092510 luicid dreaming--flying in a tunnel


I have been occupied with work and have not been attempting OBEs, too busy being a boss and teaching at nights. A lot of things going on at work, pressure from internally and externally.

I do meditate daily and do yoga every week. My main focus has been to familiarize myself with a inner place of zero--the source of our being.

Every weekend, I go into nature to work on inner energy as well.

One thing I have found is how closely our body and being work together and affect each other. As a result, I found that sometimes I work on the end of the being, and other times, work on the end of the body. Both methods take me back to the zero.

I have found that it's very true that our mind (and body) really are addicted to anything that we can't let go. It's very important to be free from attachment and also right thinking, or it takes away the balance of our body, which takes us away from zero--the source of our being.

There have been some strange dreams, but not surprisingly, we remember the best when we are lucid.

Last night in the dream, I arrived at a huge building and all of a sudden, I became lucid and realizing that I am dreaming.

I know that I can fly. So I turn on my inner energy, almost like turning on a power switch, combined from my mind and my whole body, and then took off from the ground.

I soared around in the building and was amazed how large this building is. I didn't see anyone or anything around. I shouted: "Anybody here? Does anyone want to tell me anything?"

In a minute, I saw a woman sitting in a car. She had a black dress and hat of 1800s. I said hi to her, but she didn't respond to me. Then her face got vague and then I flew away.

I kept flying around, hoping to see anyone. I looked back where I came from. The whole thing is now looking like a black tunnel. I shouted again: Anyone here?

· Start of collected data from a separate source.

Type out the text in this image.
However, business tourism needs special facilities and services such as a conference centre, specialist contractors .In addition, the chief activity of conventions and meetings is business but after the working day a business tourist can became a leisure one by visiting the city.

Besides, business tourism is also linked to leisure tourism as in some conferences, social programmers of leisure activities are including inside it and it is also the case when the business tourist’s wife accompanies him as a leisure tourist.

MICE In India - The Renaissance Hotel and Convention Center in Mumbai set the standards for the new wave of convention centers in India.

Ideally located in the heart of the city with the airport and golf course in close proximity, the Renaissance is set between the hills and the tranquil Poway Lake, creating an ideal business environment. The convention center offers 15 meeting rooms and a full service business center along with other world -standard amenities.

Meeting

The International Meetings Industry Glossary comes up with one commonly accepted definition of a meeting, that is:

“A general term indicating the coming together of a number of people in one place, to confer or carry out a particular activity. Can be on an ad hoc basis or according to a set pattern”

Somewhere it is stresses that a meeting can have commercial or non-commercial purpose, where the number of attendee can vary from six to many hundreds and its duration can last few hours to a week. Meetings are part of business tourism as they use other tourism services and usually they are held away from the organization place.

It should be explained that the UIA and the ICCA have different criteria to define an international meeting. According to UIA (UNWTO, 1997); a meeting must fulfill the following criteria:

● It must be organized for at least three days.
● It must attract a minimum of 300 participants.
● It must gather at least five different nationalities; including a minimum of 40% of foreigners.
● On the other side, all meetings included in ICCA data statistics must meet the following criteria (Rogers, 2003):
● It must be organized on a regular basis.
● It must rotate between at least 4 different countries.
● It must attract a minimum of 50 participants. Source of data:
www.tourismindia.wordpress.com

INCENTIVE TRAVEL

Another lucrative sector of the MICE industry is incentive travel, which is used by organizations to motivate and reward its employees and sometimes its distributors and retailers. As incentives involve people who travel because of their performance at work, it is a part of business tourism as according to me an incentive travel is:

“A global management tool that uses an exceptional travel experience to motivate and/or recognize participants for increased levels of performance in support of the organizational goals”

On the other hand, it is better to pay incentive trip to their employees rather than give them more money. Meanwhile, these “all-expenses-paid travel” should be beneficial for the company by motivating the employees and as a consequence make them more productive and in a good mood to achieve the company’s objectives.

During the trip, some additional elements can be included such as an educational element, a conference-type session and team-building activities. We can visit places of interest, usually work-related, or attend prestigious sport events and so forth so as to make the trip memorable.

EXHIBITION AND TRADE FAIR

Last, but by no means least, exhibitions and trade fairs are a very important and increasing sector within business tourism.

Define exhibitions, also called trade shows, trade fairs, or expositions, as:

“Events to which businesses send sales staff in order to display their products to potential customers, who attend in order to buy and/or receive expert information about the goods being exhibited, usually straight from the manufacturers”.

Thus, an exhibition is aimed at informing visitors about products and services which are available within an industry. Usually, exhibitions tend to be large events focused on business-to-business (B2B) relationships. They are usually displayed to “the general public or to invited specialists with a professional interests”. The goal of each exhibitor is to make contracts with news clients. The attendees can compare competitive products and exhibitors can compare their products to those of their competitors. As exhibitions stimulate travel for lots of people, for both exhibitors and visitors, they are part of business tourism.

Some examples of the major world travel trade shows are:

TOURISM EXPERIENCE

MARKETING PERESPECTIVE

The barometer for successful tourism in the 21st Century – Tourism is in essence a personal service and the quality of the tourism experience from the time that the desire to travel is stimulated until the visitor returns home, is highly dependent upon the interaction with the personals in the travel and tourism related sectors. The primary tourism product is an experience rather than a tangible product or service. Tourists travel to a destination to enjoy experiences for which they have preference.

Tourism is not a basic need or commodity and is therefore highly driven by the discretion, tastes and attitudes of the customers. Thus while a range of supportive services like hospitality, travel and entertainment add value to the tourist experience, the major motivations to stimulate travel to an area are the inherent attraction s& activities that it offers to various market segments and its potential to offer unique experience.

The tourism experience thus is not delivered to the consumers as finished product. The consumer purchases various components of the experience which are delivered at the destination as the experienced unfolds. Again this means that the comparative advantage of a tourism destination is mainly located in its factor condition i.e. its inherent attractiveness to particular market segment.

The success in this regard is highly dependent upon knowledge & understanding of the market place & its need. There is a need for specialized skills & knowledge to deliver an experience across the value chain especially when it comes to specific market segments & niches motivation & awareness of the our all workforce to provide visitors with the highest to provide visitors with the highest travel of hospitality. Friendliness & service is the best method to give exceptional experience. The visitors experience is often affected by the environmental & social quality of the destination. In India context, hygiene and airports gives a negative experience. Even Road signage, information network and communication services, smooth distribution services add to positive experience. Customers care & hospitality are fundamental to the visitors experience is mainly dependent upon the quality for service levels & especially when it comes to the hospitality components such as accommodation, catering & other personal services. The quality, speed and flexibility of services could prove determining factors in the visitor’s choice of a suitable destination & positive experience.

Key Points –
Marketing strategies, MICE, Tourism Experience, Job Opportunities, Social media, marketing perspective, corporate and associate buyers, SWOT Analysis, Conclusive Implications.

Then I saw two teen boys and maybe their parents pass by. While they were passing by, I tried to talk to them but they didn't appear to hear me or see me. When I touched them, I noticed that my arms pass through their bodies. I was amazed what happened and was wondering if they were not solid, or maybe I was not solid.

After they were gone. I was alone again. I flew away in the tunnel. From here, I don't remember the tranistion, but I know that I went up and down in another building, seeing and doing something here which I don't remember.

Monday, September 6, 2010

Just know that there will be some damages

Worry that something might go wrong? Worry that someone might shine over you? Worry that you might make a mistake? Worry that the smooth ride might come to an end soon enough?

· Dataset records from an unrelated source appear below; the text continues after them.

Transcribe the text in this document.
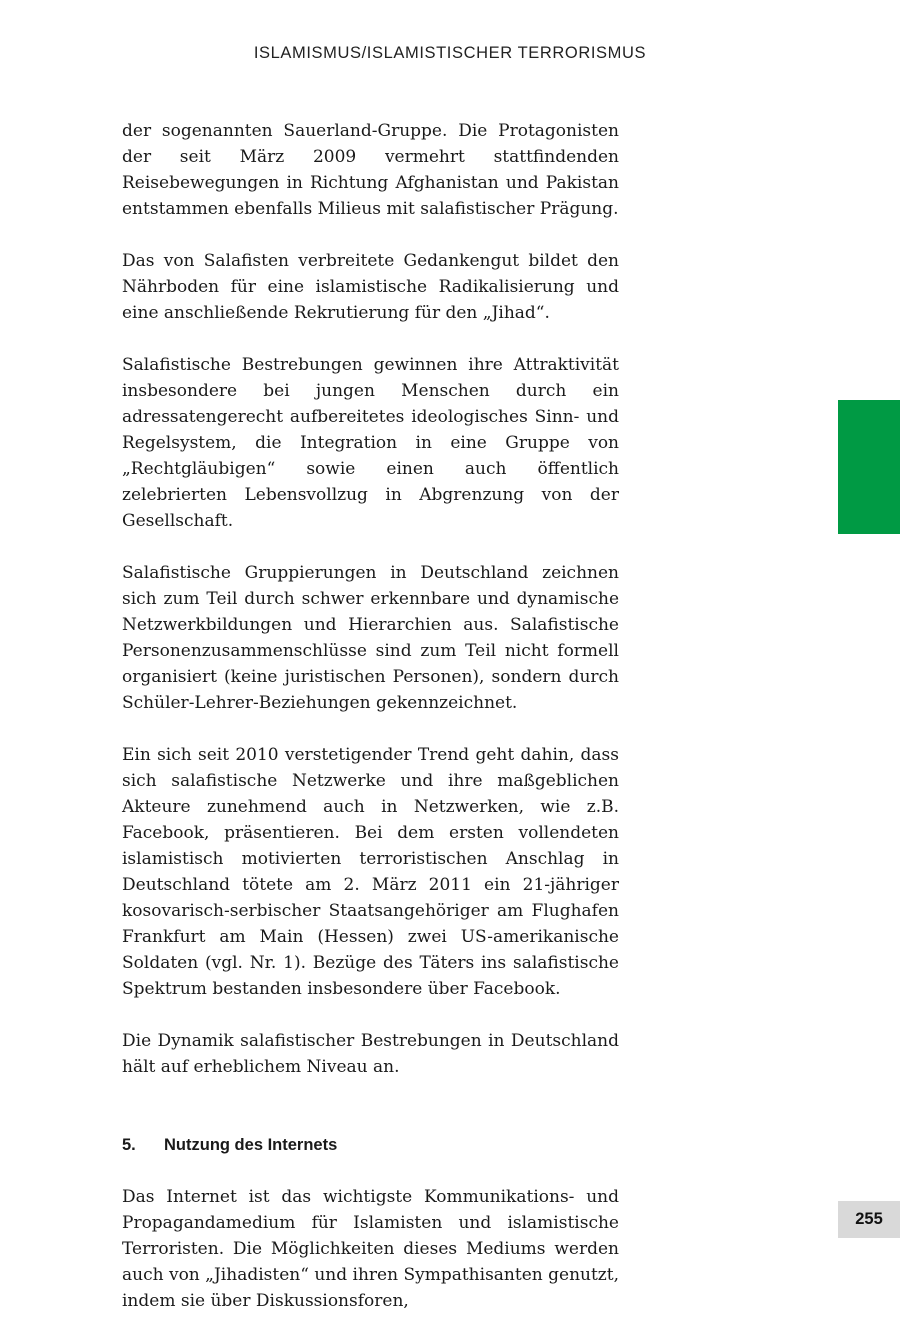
ISLAMISMUS/ISLAMISTISCHER TERRORISMUS

der sogenannten Sauerland-Gruppe. Die Protagonisten der seit März 2009 vermehrt stattfindenden Reisebewegungen in Richtung Afghanistan und Pakistan entstammen ebenfalls Milieus mit salafistischer Prägung.

Das von Salafisten verbreitete Gedankengut bildet den Nährboden für eine islamistische Radikalisierung und eine anschließende Rekrutierung für den „Jihad“.

Salafistische Bestrebungen gewinnen ihre Attraktivität insbesondere bei jungen Menschen durch ein adressatengerecht aufbereitetes ideologisches Sinn- und Regelsystem, die Integration in eine Gruppe von „Rechtgläubigen“ sowie einen auch öffentlich zelebrierten Lebensvollzug in Abgrenzung von der Gesellschaft.

Salafistische Gruppierungen in Deutschland zeichnen sich zum Teil durch schwer erkennbare und dynamische Netzwerkbildungen und Hierarchien aus. Salafistische Personenzusammenschlüsse sind zum Teil nicht formell organisiert (keine juristischen Personen), sondern durch Schüler-Lehrer-Beziehungen gekennzeichnet.

Ein sich seit 2010 verstetigender Trend geht dahin, dass sich salafistische Netzwerke und ihre maßgeblichen Akteure zunehmend auch in Netzwerken, wie z.B. Facebook, präsentieren. Bei dem ersten vollendeten islamistisch motivierten terroristischen Anschlag in Deutschland tötete am 2. März 2011 ein 21-jähriger kosovarisch-serbischer Staatsangehöriger am Flughafen Frankfurt am Main (Hessen) zwei US-amerikanische Soldaten (vgl. Nr. 1). Bezüge des Täters ins salafistische Spektrum bestanden insbesondere über Facebook.

Die Dynamik salafistischer Bestrebungen in Deutschland hält auf erheblichem Niveau an.

5.	Nutzung des Internets

Das Internet ist das wichtigste Kommunikations- und Propagandamedium für Islamisten und islamistische Terroristen. Die Möglichkeiten dieses Mediums werden auch von „Jihadisten“ und ihren Sympathisanten genutzt, indem sie über Diskussionsforen,

255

All these ruminating or worrying can be saved just by accepting that one way or the other, things will not be totally perfect. There will be some damages here or there. Everything can't be perfect.

Accept that. Be humble. Be really small.

using zero as the gauge

I have become so sensitive to the change in any part of my body, particularly where it's tense, stressed, the opposite of relax or zero, that I could become uncomfortable and wake up in the middle of the night.

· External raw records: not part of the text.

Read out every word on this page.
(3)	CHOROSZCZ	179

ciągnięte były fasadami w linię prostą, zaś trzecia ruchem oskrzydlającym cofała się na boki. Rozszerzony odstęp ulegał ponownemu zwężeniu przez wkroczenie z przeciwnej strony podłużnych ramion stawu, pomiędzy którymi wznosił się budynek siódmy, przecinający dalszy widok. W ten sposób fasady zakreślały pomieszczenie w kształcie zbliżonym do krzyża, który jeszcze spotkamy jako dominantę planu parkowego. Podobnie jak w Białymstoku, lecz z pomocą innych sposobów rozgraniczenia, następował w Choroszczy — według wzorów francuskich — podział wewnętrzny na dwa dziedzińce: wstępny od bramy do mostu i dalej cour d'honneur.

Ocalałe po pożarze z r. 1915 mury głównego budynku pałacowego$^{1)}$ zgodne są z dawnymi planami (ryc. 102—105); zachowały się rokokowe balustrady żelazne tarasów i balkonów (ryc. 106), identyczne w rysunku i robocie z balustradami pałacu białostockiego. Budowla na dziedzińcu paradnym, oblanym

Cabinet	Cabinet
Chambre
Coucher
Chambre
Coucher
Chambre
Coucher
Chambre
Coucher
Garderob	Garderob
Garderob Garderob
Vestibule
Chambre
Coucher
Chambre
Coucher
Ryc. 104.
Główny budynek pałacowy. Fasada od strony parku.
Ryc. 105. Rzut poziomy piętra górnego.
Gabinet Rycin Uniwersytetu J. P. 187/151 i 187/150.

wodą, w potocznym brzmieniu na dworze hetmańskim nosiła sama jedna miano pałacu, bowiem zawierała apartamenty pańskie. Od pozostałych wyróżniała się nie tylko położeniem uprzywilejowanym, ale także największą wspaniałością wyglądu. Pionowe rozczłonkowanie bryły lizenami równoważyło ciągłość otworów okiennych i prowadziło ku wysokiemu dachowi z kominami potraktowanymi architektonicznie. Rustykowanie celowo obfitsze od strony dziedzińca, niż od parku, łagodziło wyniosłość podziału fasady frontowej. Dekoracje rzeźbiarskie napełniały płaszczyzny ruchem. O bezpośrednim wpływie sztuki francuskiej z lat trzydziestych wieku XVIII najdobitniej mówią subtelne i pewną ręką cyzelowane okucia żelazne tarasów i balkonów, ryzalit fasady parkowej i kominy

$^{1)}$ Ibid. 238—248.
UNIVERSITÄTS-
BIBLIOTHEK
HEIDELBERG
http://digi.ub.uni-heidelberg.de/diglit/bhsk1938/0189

That's why it's important to be free of all attachment. Any thing you can't let go freely keep thoughts and emotions going, and in turn, keep your body tense up.

Then I go into meditation. I ask myself " Which part is unwilling?" I instantly notice the tense part. Once I identify it, I just keep feeling that discomfort and say "This is unwillingness." "This is this." Usually in a short moment, that tension goes away.

Usually as I notice the tension and when it starts to go away, I often feel the weeping sensation, maybe from the effect of something coming all the way up to my heart chakra and then my head, particularly my nose and eyes area.

As the tension goes away and as I have a fully relaxed body, I quickly become recharged. I go from being tired and exhausted to totally energetic and refreshed all over.

I think it's because the tensed body stops the flow of the inner energy. Once we let go, the body let go as well and the energy flows freely.